The name Gerrit is a Dutch and Frisian form of Gerhard, a Germanic name meaning “strong with the spear.” Gerrit Cole can definitely throw hard— he pitches for the Pittsburgh Pirates. Popularity-wise, Gerrit is particularly hot in the Netherlands, where it ranked #145 in 2016. Here, it could make a more unusual alternative to Garrett.


Nolan Ryan, hall-of-fame pitcher for the Houston Astros, holds the record in Major League baseball, striking out 5,714 batters in his 27-year career. The Irish surname name Nolan is throwing some fast ones in the US, too, clocking in as 2016’s 65th most popular boy name, and even higher at #11 in France. Nolan, it would seem, was destined for glory, coming from an Irish word meaning “champion.”


A legend of the game and a trailblazer for black players in the sport, Satchel Paige, born Leroy, played for both the Negro and Major Leagues in his storied career. Paige said he earned his nickname from the enterprising way he toted multiple bags working at a train station as a kid. Though rarely used, his nickname name continues to inspire some baseball buffs, as directors Woody Allen and Spike Lee both named children after Satchel— in Lee’s case, his daughter—although the former would change his name to Ronan Farrow.


Looking for a different spin on the name Alexander? Try Xander, as in Aruba-born Xander Bogaerts. The distinctive X of his given name is perfect for his team: the Boston Red Sox. And so is the meaning of the Greek origin of Alexander, “defending man,” for the shortstop position he plays.
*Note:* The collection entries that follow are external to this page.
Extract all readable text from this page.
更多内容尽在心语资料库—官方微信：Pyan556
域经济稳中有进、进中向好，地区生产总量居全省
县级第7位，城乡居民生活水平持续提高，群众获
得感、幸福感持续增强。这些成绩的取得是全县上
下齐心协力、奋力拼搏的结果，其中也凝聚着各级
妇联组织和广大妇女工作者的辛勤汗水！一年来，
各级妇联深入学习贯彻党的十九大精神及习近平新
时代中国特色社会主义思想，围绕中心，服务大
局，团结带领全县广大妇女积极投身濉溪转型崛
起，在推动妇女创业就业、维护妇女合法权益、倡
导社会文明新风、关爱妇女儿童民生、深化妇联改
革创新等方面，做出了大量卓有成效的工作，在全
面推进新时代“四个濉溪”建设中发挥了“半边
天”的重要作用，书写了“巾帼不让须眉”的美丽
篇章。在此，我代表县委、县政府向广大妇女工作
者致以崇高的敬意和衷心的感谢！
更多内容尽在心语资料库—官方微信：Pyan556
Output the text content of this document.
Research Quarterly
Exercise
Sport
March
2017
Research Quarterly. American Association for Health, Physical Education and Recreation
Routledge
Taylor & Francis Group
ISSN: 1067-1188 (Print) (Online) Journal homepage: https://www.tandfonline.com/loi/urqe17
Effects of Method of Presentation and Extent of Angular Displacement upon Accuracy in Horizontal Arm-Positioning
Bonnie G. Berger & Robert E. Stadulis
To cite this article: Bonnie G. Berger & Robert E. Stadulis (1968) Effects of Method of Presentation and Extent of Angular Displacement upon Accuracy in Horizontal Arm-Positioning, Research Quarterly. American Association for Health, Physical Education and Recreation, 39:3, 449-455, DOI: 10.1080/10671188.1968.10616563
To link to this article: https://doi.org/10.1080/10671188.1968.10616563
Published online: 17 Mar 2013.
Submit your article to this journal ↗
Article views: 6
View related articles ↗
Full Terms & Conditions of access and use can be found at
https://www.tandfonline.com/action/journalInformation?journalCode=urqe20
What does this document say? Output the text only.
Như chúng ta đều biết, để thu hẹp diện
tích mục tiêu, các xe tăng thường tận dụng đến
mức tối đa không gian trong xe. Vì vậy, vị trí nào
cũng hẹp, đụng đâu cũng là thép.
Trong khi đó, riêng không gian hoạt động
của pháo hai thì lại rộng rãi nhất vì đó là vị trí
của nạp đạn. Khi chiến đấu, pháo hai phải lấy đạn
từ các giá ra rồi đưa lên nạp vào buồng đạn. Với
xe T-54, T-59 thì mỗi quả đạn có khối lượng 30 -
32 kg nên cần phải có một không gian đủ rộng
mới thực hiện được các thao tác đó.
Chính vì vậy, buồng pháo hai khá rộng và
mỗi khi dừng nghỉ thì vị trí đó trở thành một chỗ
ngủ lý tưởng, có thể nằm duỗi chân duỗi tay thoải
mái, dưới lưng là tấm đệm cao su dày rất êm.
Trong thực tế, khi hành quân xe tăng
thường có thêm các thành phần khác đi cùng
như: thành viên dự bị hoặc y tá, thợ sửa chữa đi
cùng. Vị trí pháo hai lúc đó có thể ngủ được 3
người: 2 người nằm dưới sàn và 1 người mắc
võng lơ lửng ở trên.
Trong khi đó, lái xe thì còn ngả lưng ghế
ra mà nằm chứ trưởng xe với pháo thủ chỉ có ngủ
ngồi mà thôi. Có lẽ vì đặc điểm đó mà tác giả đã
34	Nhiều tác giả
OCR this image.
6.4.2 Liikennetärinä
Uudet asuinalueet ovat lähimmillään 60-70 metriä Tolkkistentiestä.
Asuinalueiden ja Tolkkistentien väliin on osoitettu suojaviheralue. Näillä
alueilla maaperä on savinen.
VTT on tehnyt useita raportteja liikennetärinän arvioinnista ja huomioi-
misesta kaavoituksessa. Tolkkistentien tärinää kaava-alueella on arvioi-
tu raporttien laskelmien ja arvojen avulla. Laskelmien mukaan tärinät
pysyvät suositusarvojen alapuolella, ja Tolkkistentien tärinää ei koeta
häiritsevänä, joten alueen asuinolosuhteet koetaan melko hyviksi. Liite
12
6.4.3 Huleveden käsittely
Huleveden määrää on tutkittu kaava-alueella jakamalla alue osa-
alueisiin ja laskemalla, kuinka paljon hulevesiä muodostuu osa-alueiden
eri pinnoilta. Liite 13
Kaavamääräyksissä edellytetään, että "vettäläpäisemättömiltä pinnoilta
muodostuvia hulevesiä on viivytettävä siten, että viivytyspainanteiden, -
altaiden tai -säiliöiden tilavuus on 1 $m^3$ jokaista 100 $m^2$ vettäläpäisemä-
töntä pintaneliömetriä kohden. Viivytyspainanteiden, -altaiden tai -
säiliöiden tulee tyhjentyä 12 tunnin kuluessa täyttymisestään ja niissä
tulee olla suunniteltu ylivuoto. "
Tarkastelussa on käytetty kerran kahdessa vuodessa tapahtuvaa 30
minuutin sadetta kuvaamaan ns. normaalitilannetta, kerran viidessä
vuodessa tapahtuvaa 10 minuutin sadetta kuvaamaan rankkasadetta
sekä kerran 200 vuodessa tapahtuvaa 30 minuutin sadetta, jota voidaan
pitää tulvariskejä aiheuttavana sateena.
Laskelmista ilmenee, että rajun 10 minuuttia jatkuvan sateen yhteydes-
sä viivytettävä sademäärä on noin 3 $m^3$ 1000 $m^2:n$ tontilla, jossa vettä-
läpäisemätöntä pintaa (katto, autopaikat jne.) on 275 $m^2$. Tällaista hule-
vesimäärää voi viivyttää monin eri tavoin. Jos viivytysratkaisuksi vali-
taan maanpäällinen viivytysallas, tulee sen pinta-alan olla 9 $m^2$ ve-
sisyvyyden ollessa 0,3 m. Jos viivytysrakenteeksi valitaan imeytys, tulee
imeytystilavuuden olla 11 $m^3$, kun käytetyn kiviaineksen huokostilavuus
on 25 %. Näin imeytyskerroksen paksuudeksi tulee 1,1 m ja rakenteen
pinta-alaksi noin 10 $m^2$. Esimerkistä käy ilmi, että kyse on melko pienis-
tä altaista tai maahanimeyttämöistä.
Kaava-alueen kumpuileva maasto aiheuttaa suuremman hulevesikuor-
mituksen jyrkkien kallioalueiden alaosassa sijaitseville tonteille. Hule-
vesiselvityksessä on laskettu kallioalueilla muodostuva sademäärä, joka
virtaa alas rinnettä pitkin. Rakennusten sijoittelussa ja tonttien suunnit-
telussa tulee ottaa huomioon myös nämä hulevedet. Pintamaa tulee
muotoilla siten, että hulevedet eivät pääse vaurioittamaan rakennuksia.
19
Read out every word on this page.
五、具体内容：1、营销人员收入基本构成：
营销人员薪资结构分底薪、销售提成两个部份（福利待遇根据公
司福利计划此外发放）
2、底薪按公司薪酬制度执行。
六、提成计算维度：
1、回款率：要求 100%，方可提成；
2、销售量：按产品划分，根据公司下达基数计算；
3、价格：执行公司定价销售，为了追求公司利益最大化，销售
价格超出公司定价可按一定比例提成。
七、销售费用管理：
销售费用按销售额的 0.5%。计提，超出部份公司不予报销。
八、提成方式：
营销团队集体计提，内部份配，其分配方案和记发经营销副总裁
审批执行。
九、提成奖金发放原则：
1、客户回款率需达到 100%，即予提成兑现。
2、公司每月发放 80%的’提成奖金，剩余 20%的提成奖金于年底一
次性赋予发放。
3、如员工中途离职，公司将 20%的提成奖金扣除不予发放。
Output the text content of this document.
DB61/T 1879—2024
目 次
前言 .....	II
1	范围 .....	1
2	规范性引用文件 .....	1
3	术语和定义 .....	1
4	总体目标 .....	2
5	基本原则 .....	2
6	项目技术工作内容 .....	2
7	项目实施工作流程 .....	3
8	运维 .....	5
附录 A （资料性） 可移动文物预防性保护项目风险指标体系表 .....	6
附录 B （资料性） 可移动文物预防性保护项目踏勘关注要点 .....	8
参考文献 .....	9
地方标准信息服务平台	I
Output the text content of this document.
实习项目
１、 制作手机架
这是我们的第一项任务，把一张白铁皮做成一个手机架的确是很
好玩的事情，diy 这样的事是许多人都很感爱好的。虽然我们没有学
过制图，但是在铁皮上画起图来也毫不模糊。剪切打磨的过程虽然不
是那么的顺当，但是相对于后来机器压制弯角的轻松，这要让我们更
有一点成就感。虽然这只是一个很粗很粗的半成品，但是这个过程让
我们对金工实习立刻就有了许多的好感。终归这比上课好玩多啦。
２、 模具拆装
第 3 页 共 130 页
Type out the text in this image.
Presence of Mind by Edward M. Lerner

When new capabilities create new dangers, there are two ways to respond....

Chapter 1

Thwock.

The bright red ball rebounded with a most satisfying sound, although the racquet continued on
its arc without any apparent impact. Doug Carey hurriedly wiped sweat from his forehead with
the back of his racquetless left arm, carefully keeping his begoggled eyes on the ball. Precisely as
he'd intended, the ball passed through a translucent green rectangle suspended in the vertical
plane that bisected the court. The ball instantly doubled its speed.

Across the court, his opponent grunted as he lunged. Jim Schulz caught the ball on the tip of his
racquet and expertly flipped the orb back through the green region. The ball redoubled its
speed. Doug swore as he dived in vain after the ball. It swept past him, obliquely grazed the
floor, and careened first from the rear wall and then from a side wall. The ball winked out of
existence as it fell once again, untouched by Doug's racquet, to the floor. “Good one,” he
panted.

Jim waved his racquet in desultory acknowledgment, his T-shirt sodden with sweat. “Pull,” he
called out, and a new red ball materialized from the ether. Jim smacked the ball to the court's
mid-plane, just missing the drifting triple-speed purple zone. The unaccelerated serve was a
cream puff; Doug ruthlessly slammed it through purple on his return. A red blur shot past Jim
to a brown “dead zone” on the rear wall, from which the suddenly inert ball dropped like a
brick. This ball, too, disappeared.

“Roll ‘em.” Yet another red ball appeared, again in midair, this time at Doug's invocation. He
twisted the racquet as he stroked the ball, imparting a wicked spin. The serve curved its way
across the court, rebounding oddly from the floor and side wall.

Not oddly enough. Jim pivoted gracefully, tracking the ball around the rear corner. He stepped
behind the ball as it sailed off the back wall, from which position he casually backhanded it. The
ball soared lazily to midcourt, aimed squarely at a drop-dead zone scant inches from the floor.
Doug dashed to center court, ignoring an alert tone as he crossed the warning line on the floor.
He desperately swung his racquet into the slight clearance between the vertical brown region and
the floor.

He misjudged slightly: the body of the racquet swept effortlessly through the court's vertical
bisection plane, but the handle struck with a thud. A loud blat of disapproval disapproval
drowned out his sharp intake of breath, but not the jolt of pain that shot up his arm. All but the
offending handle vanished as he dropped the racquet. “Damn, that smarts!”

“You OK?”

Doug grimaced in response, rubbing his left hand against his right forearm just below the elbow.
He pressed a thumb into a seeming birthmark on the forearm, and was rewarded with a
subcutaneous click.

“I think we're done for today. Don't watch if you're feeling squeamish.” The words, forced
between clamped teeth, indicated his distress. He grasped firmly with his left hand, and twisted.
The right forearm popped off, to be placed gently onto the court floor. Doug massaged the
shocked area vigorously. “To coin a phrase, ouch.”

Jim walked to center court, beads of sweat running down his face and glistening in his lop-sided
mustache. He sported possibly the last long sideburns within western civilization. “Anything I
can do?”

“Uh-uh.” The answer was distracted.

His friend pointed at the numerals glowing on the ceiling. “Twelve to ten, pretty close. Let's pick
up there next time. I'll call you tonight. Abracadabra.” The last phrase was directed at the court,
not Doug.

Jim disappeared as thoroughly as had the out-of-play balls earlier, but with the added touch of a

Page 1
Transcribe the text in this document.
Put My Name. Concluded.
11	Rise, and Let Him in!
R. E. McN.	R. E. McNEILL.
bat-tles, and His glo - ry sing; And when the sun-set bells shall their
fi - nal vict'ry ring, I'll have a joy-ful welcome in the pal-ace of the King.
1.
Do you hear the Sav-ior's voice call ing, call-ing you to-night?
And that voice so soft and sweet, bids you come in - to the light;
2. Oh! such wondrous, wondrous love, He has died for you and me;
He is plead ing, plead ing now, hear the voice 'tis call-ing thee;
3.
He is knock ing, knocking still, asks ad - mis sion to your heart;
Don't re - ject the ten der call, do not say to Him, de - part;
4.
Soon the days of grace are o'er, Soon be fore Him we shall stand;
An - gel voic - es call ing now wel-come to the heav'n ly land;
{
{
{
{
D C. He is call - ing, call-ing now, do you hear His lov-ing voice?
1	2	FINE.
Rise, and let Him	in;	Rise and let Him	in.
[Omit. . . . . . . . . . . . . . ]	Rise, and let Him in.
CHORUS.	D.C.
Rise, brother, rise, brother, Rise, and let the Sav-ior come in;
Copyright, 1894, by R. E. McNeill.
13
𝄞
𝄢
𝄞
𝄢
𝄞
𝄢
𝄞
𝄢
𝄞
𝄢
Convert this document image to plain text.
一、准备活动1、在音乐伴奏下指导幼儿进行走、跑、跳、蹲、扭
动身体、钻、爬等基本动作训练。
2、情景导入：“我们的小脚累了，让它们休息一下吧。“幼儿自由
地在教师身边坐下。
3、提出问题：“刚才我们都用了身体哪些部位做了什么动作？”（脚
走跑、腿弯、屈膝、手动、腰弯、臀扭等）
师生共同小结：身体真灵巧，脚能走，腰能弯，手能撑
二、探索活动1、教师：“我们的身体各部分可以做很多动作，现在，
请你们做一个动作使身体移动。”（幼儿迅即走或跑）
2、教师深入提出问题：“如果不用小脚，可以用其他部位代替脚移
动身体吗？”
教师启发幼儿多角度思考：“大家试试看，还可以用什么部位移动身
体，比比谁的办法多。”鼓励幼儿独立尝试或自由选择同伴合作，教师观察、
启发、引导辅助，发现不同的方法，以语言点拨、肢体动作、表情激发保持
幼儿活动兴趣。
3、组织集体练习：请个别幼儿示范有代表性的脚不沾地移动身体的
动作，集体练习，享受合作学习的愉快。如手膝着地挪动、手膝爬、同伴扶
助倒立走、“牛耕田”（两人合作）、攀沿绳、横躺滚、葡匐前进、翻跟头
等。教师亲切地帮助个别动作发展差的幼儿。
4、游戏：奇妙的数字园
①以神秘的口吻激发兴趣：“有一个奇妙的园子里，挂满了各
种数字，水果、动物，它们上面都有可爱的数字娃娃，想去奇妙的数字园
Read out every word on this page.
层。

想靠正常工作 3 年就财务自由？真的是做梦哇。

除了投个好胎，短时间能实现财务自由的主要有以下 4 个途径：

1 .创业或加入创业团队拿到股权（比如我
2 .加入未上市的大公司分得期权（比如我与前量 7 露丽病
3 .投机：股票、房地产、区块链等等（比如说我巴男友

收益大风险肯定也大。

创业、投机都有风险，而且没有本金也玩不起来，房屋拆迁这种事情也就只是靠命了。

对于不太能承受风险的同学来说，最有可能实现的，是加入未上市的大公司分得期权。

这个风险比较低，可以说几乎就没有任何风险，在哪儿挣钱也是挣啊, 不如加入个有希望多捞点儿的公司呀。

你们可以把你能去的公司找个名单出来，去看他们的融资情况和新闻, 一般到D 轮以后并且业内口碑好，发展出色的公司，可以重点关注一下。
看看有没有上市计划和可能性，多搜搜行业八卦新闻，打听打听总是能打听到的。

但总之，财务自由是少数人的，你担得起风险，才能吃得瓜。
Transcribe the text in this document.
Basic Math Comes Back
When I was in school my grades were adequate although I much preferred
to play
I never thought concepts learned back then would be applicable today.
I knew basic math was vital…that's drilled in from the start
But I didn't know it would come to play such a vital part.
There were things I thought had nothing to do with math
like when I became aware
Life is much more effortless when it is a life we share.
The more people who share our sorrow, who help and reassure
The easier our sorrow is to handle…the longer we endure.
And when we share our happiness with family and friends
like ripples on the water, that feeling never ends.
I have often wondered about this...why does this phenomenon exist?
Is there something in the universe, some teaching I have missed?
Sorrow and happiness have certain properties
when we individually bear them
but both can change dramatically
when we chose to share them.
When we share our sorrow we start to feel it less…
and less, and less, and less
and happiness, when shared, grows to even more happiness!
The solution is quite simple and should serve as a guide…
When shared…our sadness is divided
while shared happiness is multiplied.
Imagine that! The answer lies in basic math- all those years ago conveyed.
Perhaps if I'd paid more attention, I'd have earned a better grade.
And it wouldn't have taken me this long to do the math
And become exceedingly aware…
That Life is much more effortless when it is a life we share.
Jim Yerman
The name Xander, first spotted in Buffy the Vampire Slayer and then in Vin Diesel’s XXX, has really upped its presence in the past two decades, coming in at #201 for boys in 2016.


Yogi Berra, the much-quoted and many-hatted Hall-of-Famer, spent most of his career with the New York Yankees. Lawrence Berra earned the nickname Yogi after a friend said he resembled an Indian yogi, or yoga practitioner. Few have taken up Yogi as a given name, but it’s a short jump from there to India-inspire Bodhi, meaning “enlightened” in Sanskrit, which has seen a surprising rise in popularity in recent years: It climbed to #363 in the US in 2016 and is hot in the celebrisphere: Goldie Hawn, Carly Simon and Caitlyn Jenner all have grandsons named Bodhi.